Abhinav Bhatele on Advancing AI Through High Performance Computing
University of Maryland Associate Professor of Computer Science Abhinav Bhatele traces his interest in computing to early classroom experiences, where exposure to programming languages shaped his academic direction. His work now focuses on the intersection of high-performance computing (HPC) and artificial intelligence, with an emphasis on cross-domain collaboration.
In this Q&A, Bhatele discusses his career path, research priorities and the broader implications of his work.
Was there a defining moment that shaped your career path into computer science?

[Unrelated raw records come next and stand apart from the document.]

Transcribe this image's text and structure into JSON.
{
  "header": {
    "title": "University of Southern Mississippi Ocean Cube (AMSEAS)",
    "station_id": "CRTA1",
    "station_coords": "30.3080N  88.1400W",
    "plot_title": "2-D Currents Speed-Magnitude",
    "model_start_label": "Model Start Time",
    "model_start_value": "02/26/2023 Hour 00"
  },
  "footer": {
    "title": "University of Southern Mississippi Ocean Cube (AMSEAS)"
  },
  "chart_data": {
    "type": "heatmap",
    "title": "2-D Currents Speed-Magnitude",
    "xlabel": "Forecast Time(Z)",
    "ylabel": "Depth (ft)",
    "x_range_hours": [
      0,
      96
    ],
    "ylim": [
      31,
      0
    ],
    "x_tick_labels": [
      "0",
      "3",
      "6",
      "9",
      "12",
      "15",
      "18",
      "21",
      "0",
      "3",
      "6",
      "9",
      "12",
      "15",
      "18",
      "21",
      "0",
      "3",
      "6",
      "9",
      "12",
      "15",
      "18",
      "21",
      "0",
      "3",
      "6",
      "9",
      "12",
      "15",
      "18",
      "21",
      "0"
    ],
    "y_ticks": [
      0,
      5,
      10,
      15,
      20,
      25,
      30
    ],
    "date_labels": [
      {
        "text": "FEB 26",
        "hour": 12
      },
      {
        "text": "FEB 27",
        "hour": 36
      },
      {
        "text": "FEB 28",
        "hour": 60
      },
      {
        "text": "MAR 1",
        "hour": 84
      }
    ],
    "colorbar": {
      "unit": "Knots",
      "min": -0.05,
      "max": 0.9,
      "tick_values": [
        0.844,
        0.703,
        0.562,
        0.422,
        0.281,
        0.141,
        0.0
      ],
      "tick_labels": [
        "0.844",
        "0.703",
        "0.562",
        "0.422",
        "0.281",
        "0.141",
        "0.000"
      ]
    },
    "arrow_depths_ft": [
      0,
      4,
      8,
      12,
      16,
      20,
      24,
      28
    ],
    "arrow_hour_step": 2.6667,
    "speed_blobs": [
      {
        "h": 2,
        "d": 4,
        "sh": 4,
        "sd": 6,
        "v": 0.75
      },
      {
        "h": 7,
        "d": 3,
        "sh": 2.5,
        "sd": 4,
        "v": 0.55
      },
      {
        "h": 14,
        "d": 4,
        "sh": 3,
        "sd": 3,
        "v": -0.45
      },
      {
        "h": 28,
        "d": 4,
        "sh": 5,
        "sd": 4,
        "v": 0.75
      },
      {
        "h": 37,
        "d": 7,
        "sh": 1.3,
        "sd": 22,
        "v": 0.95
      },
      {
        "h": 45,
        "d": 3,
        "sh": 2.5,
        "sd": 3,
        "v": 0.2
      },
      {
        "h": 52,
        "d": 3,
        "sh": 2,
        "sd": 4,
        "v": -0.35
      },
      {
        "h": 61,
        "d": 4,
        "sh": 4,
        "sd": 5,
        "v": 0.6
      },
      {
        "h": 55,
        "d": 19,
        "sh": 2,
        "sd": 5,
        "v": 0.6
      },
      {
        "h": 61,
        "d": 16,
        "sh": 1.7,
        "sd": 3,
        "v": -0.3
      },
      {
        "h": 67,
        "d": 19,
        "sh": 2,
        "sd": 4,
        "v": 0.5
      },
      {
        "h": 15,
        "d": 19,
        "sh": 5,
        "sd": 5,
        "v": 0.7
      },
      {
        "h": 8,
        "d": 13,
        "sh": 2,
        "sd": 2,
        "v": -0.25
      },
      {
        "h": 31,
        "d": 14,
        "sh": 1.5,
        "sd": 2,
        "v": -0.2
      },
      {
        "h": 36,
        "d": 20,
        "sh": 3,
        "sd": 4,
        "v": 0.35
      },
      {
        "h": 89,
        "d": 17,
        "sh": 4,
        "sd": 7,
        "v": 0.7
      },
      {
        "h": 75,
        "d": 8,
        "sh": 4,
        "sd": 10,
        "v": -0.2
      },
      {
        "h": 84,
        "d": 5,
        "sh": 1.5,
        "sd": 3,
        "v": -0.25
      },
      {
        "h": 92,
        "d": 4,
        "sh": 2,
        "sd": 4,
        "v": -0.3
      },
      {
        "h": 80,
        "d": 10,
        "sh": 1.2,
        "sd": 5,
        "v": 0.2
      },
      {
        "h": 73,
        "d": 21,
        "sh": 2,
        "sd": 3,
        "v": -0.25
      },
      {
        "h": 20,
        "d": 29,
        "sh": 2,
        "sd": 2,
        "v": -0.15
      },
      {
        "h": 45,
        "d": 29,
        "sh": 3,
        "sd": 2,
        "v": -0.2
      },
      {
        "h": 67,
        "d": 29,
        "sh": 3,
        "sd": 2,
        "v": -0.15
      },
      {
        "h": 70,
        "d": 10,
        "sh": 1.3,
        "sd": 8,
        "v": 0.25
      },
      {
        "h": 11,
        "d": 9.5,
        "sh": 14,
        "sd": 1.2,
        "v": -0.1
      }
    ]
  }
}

I don’t know if there was a single defining moment. In middle school, we got new computers and learned a language called Logo, where we moved a turtle around on the screen. That experience initially got me interested in computers. In high school, when I had to pick my courses, I chose computer science and continued building on that interest. From there, I just kept going.
Can you tell me about your research focus and what drew you to that field?
The theme of my research group is to do core computer science work while also supporting other scientific domains. That idea comes from my Ph.D. experience, where there was a strong emphasis on helping other fields, such as chemistry and biophysics.
Since I work in HPC, we collaborate with researchers in areas such as climate science, hypersonics and computational epidemiology. These collaborations focus on optimizing computational workflows. For me, AI is similar in that it is another “science” domain that benefits from HPC. Our goal is to use large-scale HPC infrastructure to improve and scale AI methods.
What are you currently working on, and what stands out in those projects?
There are several projects in my group, but two areas highlight the connection between computer systems and AI.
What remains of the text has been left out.